Sonra biz büyüdük ve kirlendi dünya :)
Hassas dengeler üzerine oturan bir barış geldi Filistin'e. Kumarhaneler bile kuruldu. Savaş dönemi liderleri barış döneminde dağıtırlar, kuraldır, çok değişmez. Arafat da dağıttı. Dağıttıkça kendi halkından tepki topladı. Yıllardır kendileri için savaştığını düşündükleri liderlerinin kumarhanelerden alınan vergileri altyapı yatırımlarına harcamak yerine kendisine harcadığını gören Filistin halkı güvenebileceği birilerini aramaya başladı. Çok uzağa bakmaları gerekmiyordu. Hamas oradaydı. Arafat'ı Filistin'in Yıldırım Aktuna'sı ya da Recai Kutan'ı Mahmud Abbas izledi. Sonrası malum. Hamas geldi, Hamas sertleşti, İsrail sertleşti, Hamas ve İsrail yönetimleri bir sidik yarışına girdiler. Hamas'tan daha uzağa işeyebileceğini söyleyen Bünyamin Nedenyahu denen arkadaş İsrail demokrasisinin gördüğü en sağ, faşist denebilecek koalisyonunu kurdu. Ve olaylar birbirini Mavi Marmara'ya kadar takip etti. Ucu uzun zamandan beri ilk defa bu kadar derinden bize dokundu meselenin.

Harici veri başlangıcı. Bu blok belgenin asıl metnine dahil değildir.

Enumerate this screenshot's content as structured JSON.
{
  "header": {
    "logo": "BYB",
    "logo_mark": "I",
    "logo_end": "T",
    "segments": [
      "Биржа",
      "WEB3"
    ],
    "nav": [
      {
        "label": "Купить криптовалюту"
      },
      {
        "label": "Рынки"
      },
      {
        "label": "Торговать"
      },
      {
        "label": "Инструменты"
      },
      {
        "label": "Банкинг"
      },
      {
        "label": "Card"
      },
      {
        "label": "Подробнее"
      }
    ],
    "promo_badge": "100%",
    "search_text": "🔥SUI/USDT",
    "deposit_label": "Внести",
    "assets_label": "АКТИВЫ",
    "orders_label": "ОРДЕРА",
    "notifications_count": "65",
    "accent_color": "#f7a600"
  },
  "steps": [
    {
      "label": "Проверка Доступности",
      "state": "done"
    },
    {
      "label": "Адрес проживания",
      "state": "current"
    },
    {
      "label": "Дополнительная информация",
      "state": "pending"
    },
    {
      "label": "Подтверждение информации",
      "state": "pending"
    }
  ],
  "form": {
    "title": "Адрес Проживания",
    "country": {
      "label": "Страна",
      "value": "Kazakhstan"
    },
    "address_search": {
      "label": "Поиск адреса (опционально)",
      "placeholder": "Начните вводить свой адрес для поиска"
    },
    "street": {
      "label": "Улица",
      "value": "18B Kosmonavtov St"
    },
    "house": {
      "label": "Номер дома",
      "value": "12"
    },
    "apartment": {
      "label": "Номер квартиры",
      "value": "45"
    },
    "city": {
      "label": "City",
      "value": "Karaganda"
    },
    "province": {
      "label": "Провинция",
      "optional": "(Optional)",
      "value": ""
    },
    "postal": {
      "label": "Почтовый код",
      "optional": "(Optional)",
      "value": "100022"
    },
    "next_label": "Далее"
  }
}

Duvar yıkıldığından, iki kutuplu dünya ortadan kalktığından beri kafamız çok karışık. "Ama"lar karıştırıyor cümlelerimizi, cümlelerimizin gücünü azaltıyor, kararlılığımızı azaltıyor, zayıflatıyor. Kafamızın ne kadar karışık olduğunu gösteriyor. Filistin'e destek veriyorum ama Hamas'a karşıyım. İsrail'i protesto ediyorum ama ırkçı değilim. Mavi Marmara'daki insanların ölümünü şiddetle kınıyorum ama onları şehit olarak da görmüyorum.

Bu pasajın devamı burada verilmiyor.